I wrote above that I would return to the bingo scene, and it is with this and the notion of the performance’s audience participation that I will conclude this review. Directly addressing the audience at the very beginning of the performance, entering from within the audience space, the audience-performer divide is immediately eliminated, our territory as audience members having been breached and our vulnerability and presence accentuated. Shortly after, we have the airplane scene, where Allen and Tobinson interact with us as stewards, and, soon into the performance, the bingo scene, which takes audience interaction into the realm of audience participation. This consistent metatheatricality is certainly decisive, establishing an equally consistent performance style.

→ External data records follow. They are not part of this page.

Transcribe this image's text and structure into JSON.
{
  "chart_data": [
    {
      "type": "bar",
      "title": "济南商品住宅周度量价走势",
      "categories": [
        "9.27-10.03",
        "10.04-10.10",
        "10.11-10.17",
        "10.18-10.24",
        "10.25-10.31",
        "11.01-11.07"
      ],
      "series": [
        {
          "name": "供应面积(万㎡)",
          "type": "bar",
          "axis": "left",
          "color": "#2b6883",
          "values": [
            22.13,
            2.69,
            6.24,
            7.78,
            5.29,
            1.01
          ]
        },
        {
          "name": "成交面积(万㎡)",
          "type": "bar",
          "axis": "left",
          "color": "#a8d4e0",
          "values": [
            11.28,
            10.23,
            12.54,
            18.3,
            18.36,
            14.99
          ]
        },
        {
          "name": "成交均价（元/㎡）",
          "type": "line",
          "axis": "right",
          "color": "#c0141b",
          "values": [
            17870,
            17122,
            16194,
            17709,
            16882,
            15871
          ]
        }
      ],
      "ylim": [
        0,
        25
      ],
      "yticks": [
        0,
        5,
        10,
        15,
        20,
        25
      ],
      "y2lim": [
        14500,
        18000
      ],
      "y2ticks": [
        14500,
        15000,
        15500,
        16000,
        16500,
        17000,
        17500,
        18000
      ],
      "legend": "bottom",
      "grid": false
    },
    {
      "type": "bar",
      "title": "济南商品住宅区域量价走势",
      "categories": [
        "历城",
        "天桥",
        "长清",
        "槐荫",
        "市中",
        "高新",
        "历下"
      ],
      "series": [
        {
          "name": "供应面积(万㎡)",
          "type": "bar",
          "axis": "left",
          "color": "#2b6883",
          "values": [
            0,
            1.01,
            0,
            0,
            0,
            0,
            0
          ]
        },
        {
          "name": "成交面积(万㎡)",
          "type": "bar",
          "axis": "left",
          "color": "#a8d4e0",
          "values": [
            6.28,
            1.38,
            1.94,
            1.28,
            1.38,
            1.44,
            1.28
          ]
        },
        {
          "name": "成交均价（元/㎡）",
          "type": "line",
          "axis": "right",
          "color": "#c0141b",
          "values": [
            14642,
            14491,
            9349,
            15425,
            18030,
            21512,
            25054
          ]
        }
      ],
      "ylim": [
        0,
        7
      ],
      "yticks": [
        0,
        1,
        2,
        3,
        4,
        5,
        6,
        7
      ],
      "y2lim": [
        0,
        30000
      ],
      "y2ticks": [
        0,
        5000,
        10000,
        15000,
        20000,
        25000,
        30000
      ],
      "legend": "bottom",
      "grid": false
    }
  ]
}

However, the manner in which we are asked to participate and the purpose of doing so must also be brought into question when we speak about such devices.
The bingo game is a distinct scene, forcing us out of the fast pace and chronology of the narrative and into an excitable self-awareness as we hope to win the game — or perhaps as we fear what participation comes next if we actually do, depending on the audience member type. In this way, a sense of competition, urgency and expectation, and another of self-awareness and exposedness take the place of engagement with the material. In other words, we lose sight of the world of the play and can only think about the mechanics of this game, our own presence and the presence of the competitors around us. To learn that we will simply be left with our bingo cards as the performance swiftly moves on and forgets bingo ever existed, this sense of competition, etc., can feel unrewarding and needless, especially as a similar scene and participation type does not arise again. In this bingo scene, we are also encouraged to ostracise the couple ourselves, given that we are participants in the bingo game, led by the game host, and prompted to laugh at the various remarks the game host makes. For these reasons, I am not sure how successful the bingo game is, although, of course, it is enjoyable in itself, or how successful audience participation is in this performance in general.

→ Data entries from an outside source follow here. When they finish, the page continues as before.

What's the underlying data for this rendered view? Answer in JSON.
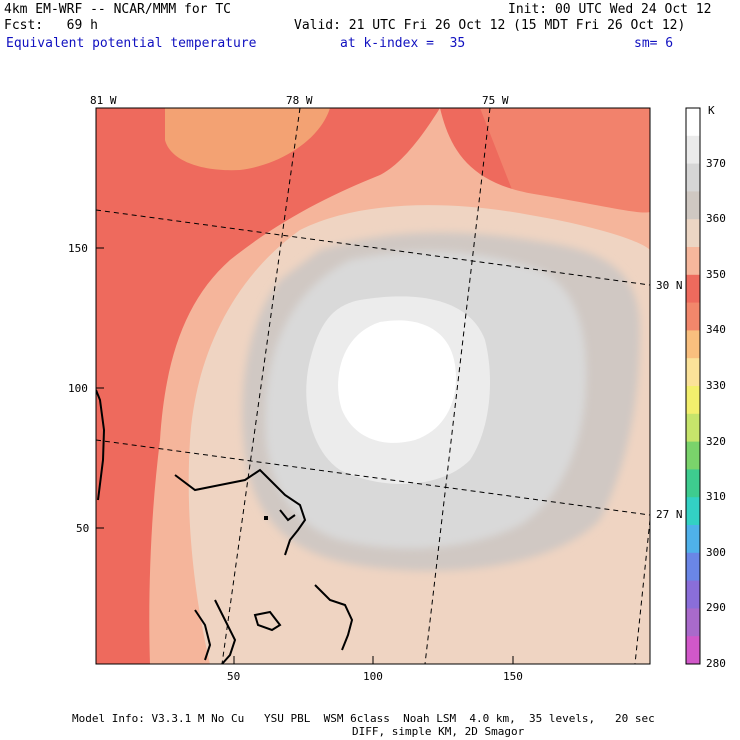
{
  "header": {
    "model": "4km EM-WRF -- NCAR/MMM for TC",
    "forecast": "Fcst:   69 h",
    "init": "Init: 00 UTC Wed 24 Oct 12",
    "valid": "Valid: 21 UTC Fri 26 Oct 12 (15 MDT Fri 26 Oct 12)",
    "field": "Equivalent potential temperature",
    "level": "at k-index =  35",
    "smoothing": "sm= 6"
  },
  "axes": {
    "longitude_labels": [
      "81 W",
      "78 W",
      "75 W"
    ],
    "latitude_labels": [
      "30 N",
      "27 N"
    ],
    "y_ticks": [
      "150",
      "100",
      "50"
    ],
    "x_ticks": [
      "50",
      "100",
      "150"
    ]
  },
  "colorbar": {
    "unit": "K",
    "labels": [
      "370",
      "360",
      "350",
      "340",
      "330",
      "320",
      "310",
      "300",
      "290",
      "280"
    ],
    "colors": [
      "#ffffff",
      "#ebebeb",
      "#d6d6d6",
      "#cfc8c2",
      "#ecd6c4",
      "#f6b79c",
      "#ee6a5d",
      "#f2876b",
      "#f9bf7e",
      "#fbe299",
      "#f3ef6d",
      "#c6e46b",
      "#7ad36b",
      "#3ecc8f",
      "#33d1c4",
      "#4fb1ea",
      "#6a86e6",
      "#8a6ed9",
      "#a96acb",
      "#d158c9"
    ]
  },
  "footer": {
    "line1": "Model Info: V3.3.1 M No Cu   YSU PBL  WSM 6class  Noah LSM  4.0 km,  35 levels,   20 sec",
    "line2": "DIFF, simple KM, 2D Smagor"
  }
}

After this, we have no audience participation or even interaction whatsoever, and suddenly stylistic consistency becomes highly questionable. Why such extremity and intensity in the manner in which the audience are incorporated into the performance if this should have no purpose in the long run and should be soon forgotten? Additionally, whilst the cheap-feeling metatheatricality persists, how exactly the audience is employed and implemented in this performance when they are is also inconsistent. It is easy to become unsure of one’s role as an audience member here: participant, silent observer, witness…?

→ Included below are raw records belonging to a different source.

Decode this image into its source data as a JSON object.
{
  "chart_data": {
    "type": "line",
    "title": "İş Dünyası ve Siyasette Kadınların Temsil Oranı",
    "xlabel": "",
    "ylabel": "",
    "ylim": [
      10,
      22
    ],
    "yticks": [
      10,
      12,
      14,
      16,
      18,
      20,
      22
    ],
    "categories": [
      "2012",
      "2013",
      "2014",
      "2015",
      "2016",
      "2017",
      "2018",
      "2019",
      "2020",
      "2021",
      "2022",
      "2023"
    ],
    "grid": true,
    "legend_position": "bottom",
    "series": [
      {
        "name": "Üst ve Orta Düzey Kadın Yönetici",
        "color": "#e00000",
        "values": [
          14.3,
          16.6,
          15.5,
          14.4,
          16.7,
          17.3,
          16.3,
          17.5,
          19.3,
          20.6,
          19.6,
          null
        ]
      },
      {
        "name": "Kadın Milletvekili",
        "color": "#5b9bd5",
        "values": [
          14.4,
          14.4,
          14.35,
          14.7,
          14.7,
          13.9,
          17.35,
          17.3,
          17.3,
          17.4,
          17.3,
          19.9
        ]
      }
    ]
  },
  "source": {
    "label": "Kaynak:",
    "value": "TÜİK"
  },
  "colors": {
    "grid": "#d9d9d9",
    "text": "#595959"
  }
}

I mentioned the characters narrating the story, and this brings me to another issue: when performing their narrations, particularly when standing at the microphones, there should be a clear and strict decision between Allen and Robinson as to whether they are to be looking at one another; the action onstage; or simply staring forward, above the audience’s heads. Currently, the former two are characteristic of Allen’s narrations, and the latter of Robinson’s. As our narrators, these characters direct our focus and invite us to receive the material in a particular way. Whilst Allen remains animated, watching Robinson as he narrates, looking at the audience and then at the action onstage, Robinson simply stares icily forward, transfixed, almost stupefied. This is a disconcerting disparity — not to be taken as successfully disconcerting, given the monstrous themes.